Cash Flow from Financing Activities
During 2008, the net repayment of $550 million under our credit agreement primarily related to amounts
repaid from the issuance of $750 million in senior notes offset by the $250 million financing of the Cariten
acquisition. Net borrowings of $350 million under our credit agreement during 2007 primarily related to the
financing of the CompBenefits and KMG acquisitions. During 2006, net borrowings of $250 million primarily
related to the funding of additional capital into certain subsidiaries in conjunction with growth in Medicare
revenues, offset by amounts repaid from the issuance of senior notes.

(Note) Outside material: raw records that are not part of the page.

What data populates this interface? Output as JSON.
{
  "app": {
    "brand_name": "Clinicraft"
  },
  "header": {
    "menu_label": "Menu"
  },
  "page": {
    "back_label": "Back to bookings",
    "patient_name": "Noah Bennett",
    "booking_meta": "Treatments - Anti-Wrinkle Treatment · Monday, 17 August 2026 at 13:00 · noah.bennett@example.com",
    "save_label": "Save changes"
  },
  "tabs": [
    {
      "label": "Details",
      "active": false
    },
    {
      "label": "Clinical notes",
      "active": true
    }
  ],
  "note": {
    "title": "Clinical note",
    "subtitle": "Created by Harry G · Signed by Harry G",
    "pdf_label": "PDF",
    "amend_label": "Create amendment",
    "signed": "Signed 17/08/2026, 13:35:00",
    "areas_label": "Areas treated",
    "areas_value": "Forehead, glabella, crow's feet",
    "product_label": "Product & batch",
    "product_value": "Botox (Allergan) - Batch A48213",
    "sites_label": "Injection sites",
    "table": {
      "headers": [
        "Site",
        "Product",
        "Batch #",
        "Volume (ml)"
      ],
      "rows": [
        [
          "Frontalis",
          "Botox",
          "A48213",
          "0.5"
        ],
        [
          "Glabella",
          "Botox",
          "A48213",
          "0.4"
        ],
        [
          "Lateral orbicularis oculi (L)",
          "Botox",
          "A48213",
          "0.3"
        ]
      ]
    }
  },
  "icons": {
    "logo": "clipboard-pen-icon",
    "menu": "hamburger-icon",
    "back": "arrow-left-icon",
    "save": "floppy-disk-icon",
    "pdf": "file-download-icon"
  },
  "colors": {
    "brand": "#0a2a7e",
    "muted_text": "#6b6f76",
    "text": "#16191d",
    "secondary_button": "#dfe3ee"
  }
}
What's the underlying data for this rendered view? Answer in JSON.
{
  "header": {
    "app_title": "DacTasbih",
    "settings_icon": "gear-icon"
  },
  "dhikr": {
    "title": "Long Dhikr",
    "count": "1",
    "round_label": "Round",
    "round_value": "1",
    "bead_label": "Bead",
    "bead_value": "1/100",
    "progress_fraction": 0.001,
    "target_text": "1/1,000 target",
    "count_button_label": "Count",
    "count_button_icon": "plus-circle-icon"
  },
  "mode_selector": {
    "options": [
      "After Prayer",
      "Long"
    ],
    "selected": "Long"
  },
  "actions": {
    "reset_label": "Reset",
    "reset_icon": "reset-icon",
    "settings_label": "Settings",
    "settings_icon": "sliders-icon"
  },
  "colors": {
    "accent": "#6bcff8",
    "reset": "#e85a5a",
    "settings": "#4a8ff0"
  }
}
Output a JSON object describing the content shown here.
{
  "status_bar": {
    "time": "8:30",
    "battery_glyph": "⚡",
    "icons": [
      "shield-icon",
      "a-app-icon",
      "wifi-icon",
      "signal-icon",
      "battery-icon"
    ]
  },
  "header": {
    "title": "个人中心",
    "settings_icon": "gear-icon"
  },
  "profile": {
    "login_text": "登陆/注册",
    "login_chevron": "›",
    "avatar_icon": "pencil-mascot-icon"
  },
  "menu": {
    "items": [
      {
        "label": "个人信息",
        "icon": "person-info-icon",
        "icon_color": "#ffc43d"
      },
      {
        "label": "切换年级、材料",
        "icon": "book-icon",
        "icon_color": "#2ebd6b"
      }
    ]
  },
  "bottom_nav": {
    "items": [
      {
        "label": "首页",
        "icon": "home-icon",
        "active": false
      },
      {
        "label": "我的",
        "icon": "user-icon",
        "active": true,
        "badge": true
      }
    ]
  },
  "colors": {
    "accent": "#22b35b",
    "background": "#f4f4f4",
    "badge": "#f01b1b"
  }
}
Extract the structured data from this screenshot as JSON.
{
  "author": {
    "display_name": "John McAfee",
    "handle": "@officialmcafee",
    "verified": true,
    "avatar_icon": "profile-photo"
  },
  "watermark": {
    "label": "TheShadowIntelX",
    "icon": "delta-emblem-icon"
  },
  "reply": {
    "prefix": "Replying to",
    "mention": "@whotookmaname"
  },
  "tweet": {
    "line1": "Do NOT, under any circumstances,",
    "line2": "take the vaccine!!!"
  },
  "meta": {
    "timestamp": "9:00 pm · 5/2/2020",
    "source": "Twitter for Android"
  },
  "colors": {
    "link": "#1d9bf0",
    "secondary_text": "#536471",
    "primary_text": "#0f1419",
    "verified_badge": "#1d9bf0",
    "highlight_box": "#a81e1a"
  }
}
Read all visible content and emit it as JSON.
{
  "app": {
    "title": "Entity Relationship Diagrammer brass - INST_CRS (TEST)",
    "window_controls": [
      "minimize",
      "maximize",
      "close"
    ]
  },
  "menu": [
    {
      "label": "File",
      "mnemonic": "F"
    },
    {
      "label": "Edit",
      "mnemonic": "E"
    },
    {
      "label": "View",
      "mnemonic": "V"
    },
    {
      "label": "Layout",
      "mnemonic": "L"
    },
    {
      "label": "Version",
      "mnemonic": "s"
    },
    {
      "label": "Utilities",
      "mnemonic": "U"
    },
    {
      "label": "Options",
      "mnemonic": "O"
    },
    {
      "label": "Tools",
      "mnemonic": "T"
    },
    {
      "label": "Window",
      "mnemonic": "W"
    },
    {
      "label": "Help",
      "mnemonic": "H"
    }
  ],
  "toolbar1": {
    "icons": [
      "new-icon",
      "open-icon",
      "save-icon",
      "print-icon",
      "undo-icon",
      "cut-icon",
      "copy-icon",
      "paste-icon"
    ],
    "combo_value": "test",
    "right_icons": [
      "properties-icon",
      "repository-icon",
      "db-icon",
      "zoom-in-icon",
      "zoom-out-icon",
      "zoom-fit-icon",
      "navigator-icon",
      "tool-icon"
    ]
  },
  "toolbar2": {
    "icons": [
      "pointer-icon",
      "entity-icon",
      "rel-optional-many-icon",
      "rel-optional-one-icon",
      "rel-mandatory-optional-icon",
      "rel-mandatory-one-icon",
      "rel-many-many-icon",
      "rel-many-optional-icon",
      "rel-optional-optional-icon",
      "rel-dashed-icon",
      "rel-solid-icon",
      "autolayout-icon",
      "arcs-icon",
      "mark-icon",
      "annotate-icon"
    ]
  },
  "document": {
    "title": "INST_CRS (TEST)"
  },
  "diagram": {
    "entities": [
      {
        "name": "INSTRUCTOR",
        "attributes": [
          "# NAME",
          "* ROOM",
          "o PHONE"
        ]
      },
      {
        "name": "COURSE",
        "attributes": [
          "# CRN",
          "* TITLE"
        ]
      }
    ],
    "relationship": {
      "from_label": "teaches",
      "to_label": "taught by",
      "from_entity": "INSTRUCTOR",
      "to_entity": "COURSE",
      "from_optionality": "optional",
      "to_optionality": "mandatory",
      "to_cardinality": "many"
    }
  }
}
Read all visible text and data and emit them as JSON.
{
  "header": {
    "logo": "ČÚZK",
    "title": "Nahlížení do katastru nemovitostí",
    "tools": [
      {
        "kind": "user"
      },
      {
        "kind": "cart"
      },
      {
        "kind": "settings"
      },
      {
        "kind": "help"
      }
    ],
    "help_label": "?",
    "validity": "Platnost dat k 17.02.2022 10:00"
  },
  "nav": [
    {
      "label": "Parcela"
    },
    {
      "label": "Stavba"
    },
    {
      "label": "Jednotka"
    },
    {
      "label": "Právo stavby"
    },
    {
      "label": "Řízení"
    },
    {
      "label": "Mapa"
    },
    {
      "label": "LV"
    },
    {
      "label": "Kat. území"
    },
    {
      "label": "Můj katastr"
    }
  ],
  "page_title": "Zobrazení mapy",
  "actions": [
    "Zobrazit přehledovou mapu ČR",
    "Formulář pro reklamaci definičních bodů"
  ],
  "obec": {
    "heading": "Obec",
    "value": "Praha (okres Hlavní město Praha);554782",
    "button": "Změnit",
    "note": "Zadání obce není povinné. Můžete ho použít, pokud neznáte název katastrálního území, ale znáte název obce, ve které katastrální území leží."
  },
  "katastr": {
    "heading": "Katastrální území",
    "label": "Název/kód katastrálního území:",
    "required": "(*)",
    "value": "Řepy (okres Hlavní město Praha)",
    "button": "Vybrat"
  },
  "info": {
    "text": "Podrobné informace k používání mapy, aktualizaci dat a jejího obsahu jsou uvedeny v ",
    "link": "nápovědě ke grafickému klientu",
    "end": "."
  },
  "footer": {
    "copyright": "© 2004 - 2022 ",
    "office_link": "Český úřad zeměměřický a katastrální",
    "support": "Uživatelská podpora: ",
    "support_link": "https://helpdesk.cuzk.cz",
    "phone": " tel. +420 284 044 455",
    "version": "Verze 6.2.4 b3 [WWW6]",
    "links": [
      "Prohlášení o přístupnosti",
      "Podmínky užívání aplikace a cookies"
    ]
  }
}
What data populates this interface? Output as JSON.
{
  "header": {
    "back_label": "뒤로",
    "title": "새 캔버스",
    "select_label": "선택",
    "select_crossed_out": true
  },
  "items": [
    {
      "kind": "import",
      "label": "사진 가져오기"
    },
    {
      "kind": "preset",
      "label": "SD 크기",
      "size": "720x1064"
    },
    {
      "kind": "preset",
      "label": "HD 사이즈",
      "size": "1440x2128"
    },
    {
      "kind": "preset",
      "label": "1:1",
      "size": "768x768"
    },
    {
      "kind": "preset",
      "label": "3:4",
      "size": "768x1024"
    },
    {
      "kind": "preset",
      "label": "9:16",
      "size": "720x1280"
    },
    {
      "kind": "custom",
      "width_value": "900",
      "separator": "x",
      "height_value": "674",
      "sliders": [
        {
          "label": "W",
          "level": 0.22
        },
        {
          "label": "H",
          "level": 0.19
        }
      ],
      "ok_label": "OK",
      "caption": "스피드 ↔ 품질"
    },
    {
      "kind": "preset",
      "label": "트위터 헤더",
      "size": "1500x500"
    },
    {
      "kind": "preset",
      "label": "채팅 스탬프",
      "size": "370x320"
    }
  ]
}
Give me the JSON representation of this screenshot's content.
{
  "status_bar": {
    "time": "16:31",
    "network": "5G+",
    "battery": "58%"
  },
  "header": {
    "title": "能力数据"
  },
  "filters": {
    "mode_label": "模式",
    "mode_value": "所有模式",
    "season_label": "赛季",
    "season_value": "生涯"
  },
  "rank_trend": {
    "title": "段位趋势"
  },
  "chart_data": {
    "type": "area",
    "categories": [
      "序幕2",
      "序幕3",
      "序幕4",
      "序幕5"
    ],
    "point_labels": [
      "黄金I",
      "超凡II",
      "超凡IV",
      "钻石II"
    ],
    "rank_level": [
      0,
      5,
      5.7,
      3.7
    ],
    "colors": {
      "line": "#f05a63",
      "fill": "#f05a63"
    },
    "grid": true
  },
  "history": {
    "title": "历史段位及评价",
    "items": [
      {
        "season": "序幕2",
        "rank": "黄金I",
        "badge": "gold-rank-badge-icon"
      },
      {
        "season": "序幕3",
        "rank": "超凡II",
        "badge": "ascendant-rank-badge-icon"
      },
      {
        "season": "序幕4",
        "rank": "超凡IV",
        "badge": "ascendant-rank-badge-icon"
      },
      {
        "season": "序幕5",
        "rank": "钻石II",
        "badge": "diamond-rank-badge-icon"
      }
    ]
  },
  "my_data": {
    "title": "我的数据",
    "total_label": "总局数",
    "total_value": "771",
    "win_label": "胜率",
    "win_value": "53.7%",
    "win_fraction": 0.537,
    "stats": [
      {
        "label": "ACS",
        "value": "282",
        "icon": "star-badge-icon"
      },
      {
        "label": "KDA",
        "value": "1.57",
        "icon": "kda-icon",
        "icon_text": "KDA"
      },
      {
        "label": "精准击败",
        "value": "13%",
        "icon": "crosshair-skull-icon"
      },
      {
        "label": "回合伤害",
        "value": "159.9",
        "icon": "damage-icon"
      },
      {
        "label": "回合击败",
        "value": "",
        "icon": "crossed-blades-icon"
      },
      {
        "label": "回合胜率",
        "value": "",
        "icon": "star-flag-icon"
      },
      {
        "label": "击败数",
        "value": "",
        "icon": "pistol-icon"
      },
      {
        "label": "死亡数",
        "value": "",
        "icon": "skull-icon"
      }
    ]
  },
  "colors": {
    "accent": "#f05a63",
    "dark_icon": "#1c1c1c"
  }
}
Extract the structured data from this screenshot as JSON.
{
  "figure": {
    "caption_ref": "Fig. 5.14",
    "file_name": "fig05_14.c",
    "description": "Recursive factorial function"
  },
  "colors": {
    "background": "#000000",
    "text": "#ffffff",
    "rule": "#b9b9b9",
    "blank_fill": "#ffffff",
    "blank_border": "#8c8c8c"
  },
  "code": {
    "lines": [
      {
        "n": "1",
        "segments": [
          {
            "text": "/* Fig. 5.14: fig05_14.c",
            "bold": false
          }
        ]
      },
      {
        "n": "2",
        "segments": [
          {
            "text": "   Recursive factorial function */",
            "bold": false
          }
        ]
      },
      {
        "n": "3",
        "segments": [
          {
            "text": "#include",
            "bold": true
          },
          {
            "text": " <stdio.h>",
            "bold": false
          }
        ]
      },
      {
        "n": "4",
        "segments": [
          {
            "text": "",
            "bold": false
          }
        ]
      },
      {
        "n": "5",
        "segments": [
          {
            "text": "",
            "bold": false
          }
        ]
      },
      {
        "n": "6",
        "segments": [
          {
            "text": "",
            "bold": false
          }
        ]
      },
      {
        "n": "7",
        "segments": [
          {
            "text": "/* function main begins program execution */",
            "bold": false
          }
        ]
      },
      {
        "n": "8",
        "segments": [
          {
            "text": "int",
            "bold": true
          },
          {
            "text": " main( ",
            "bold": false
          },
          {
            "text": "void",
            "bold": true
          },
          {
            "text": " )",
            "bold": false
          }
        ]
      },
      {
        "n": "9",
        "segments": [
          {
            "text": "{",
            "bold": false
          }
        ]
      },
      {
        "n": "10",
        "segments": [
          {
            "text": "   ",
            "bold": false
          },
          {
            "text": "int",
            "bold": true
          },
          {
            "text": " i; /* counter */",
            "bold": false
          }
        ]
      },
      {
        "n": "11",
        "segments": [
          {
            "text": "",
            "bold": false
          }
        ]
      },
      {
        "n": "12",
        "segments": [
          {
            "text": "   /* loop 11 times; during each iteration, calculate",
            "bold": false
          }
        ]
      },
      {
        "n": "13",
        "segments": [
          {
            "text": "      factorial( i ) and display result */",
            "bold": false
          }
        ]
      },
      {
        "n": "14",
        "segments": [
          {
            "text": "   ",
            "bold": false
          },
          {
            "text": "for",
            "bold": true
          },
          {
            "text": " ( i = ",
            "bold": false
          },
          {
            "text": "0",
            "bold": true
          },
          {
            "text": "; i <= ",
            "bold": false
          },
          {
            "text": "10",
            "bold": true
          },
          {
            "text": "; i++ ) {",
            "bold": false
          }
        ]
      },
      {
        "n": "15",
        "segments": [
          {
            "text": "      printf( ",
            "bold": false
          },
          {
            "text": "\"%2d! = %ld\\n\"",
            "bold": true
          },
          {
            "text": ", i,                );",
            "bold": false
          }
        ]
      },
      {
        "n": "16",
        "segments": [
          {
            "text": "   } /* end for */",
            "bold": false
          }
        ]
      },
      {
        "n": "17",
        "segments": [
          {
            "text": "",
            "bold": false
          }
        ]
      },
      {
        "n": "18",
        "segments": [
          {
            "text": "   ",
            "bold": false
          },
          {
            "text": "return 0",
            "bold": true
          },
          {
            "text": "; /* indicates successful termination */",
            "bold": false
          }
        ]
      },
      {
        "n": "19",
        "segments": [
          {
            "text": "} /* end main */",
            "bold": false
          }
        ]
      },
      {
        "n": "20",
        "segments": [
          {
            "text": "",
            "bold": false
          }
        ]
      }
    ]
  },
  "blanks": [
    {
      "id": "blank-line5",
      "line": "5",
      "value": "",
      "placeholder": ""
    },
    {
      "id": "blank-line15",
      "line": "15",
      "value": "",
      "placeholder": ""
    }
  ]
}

During 2008, we issued $500 million of 7.20% senior notes due June 15, 2018 and $250 million of 8.15%
senior notes due June 15, 2038. Our net proceeds, reduced for the original issue discount and cost of the offering,
were $742.6 million. We used the net proceeds from the offering for the repayment of the outstanding balance
under our credit agreement.
During 2006, we issued $500 million of 6.45% senior notes due June 1, 2016. Our net proceeds, reduced for
the original issue discount and cost of the offering, were $494.3 million. We used the proceeds from the offering
for the repayment of the outstanding balance under our credit agreement, which at the time of the issuance was
$200 million, and the repayment of our $300 million 7.25% senior notes which matured on August 1, 2006.